The United Nations and the United States called on Friday for an investigation into the report, published on Thursday and based on a two-month investigation in three countries, that revealed a clandestine policy to remove Rohingya refugees from Thai immigration detention centers and deliver them to human traffickers waiting at sea.

Thai Prime Minister Yingluck Shinawatra, who chairs a government committee on human trafficking, declined to comment on the findings when asked about her reaction.

“I cannot comment on the Rohingya issue and reaction as this is the responsibility of the Foreign Ministry to handle,” she said in a comment to Reuters, delivered through an aide.

“The ministry will liaise with the United States and the U.N. to help with any investigation they need.”

The Rohingya are stateless Muslims from Myanmar, also known as Burma. Clashes between Rohingya and ethnic Rakhine Buddhists exploded in Myanmar last year, making 140,000 people homeless, most of them Rohingya.

Since then, tens of thousands of Rohingya have fled from Myanmar by boat and many arrive off southwest Thailand.

After being delivered to human traffickers at sea, the Rohingya are transported across southern Thailand and held hostage in camps hidden near the border with Malaysia until relatives pay ransoms to release them, according to the Reuters report.
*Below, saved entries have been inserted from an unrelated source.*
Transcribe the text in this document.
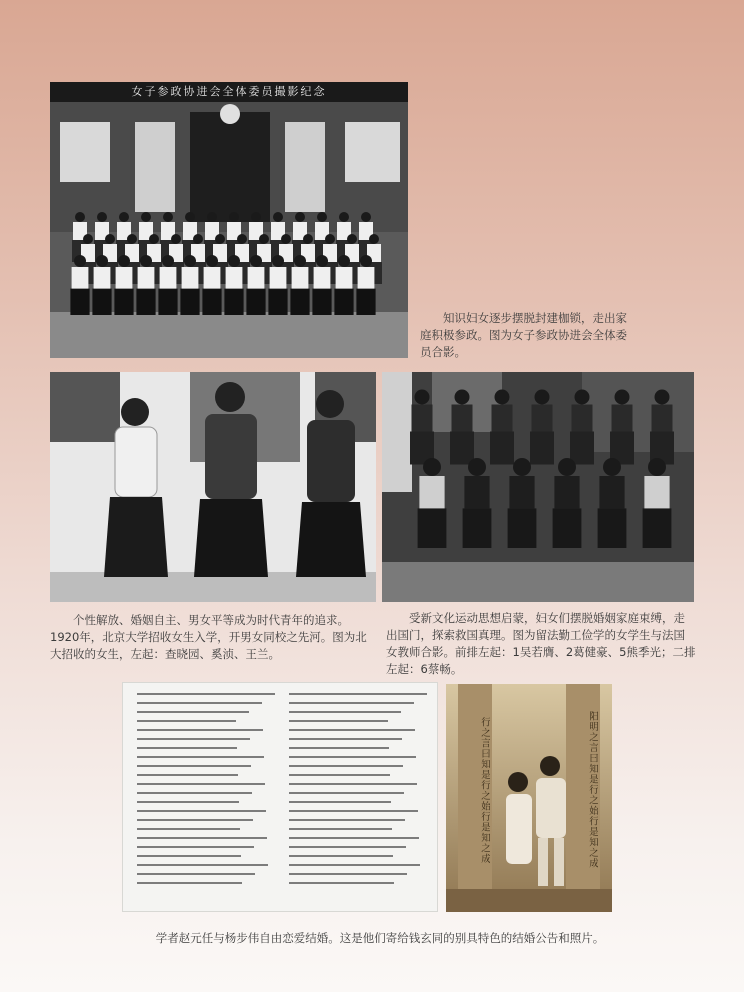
女子参政协进会全体委员撮影纪念

知识妇女逐步摆脱封建枷锁，走出家庭积极参政。图为女子参政协进会全体委员合影。

个性解放、婚姻自主、男女平等成为时代青年的追求。1920年，北京大学招收女生入学，开男女同校之先河。图为北大招收的女生，左起：查晓园、奚浈、王兰。

受新文化运动思想启蒙，妇女们摆脱婚姻家庭束缚，走出国门，探索救国真理。图为留法勤工俭学的女学生与法国女教师合影。前排左起：1吴若膺、2葛健豪、5熊季光；二排左起：6蔡畅。

行之言曰知是行之始行是知之成	阳明之言曰知是行之始行是知之成

学者赵元任与杨步伟自由恋爱结婚。这是他们寄给钱玄同的别具特色的结婚公告和照片。
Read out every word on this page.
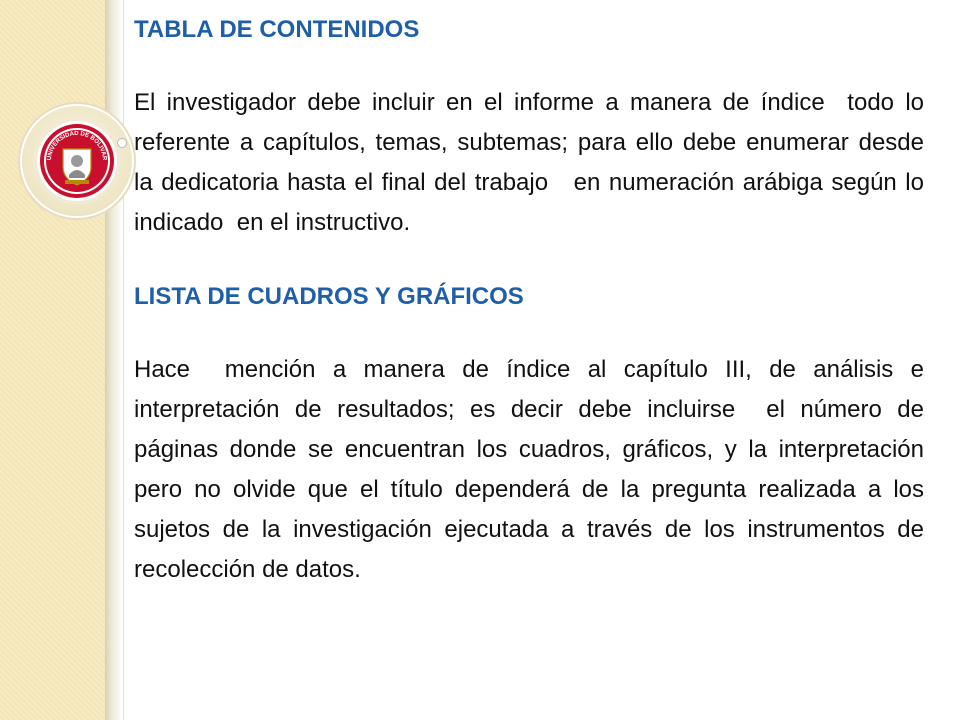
UNIVERSIDAD DE BOLIVAR
TABLA DE CONTENIDOS

El investigador debe incluir en el informe a manera de índice  todo lo referente a capítulos, temas, subtemas; para ello debe enumerar desde  la dedicatoria hasta el final del trabajo   en numeración arábiga según lo indicado  en el instructivo.

LISTA DE CUADROS Y GRÁFICOS

Hace  mención a manera de índice al capítulo III, de análisis e interpretación de resultados; es decir debe incluirse  el número de páginas donde se encuentran los cuadros, gráficos, y la interpretación pero no olvide que el título dependerá de la pregunta realizada a los sujetos de la investigación ejecutada a través de los instrumentos de recolección de datos.
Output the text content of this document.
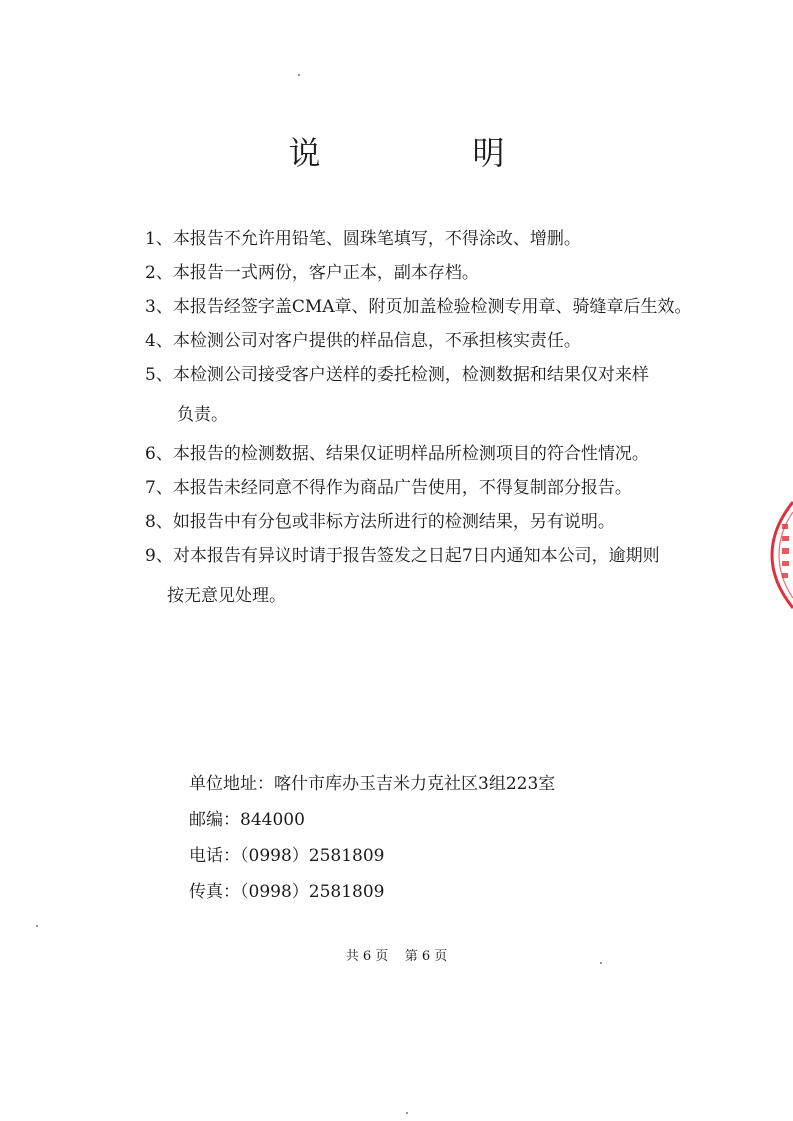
说　明
1、本报告不允许用铅笔、圆珠笔填写，不得涂改、增删。
2、本报告一式两份，客户正本，副本存档。
3、本报告经签字盖CMA章、附页加盖检验检测专用章、骑缝章后生效。
4、本检测公司对客户提供的样品信息，不承担核实责任。
5、本检测公司接受客户送样的委托检测，检测数据和结果仅对来样
负责。
6、本报告的检测数据、结果仅证明样品所检测项目的符合性情况。
7、本报告未经同意不得作为商品广告使用，不得复制部分报告。
8、如报告中有分包或非标方法所进行的检测结果，另有说明。
9、对本报告有异议时请于报告签发之日起7日内通知本公司，逾期则
按无意见处理。
单位地址：喀什市库办玉吉米力克社区3组223室
邮编：844000
电话：（0998）2581809
传真：（0998）2581809
共 6 页 第 6 页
Some are beaten and some are killed.

“These allegations need to be investigated urgently,” U.N. refugee agency spokeswoman Vivian Tan said in a statement.

The United States issued a similar call hours later.

“We are aware of reports alleging that Thai officials have been involved in selling Rohingya migrants to human traffickers,” U.S. State Department spokeswoman Marie Harf said. “We urge the Thai government to conduct a serious and transparent investigation into the matter.”

SANCTIONS RISK

Major General Chatchawal of the Royal Thai Police was quoted in the Reuters report as saying that there was an unofficial policy to deport the Rohingya to Myanmar.

He called this “a natural way or option two”. But he said the Rohingya signed statements in which they agree they want to return to Myanmar.

These statements, however, were at times produced in the absence of a Rohingya-language translator, Reuters found.

New York-based watchdog group Human Rights Watch criticized Thailand for moving detainees into established smuggling and trafficking rings, and warned Thailand could face a possible downgrade in a U.S. list of the world’s worst enforcers of human-trafficking laws.

Such a downgrade would place Thailand, a close U.S. ally and Southeast Asia’s second-biggest economy, at risk of U.S. sanctions and put it on par with North Korea and Iran among the worst performers in fighting human trafficking.

The U.S. State Department is gathering information for its next Trafficking In Persons (TIP) report, due in June. Thailand faces an automatic downgrade to Tier 3, the lowest rank, unless it makes “significant efforts” to improve its record in combating trafficking, the State Department says. The Tier 3 designation could leave Thailand subject to U.S. sanctions.

Sek Wannamethee, a spokesman for Thailand’s Foreign Ministry, said earlier that the Rohingya issue was one of several the United States would take into consideration before deciding on Thailand’s grade.

Nine people have been arrested in Thailand in relation to Rohingya smuggling in 2013, including two government officials, according to police data. None of the arrests has led to convictions.

Thailand prosecuted 27 people for trafficking in 2012, down from 67 the previous year, according to the 2013 TIP Report by the U.S. State Department.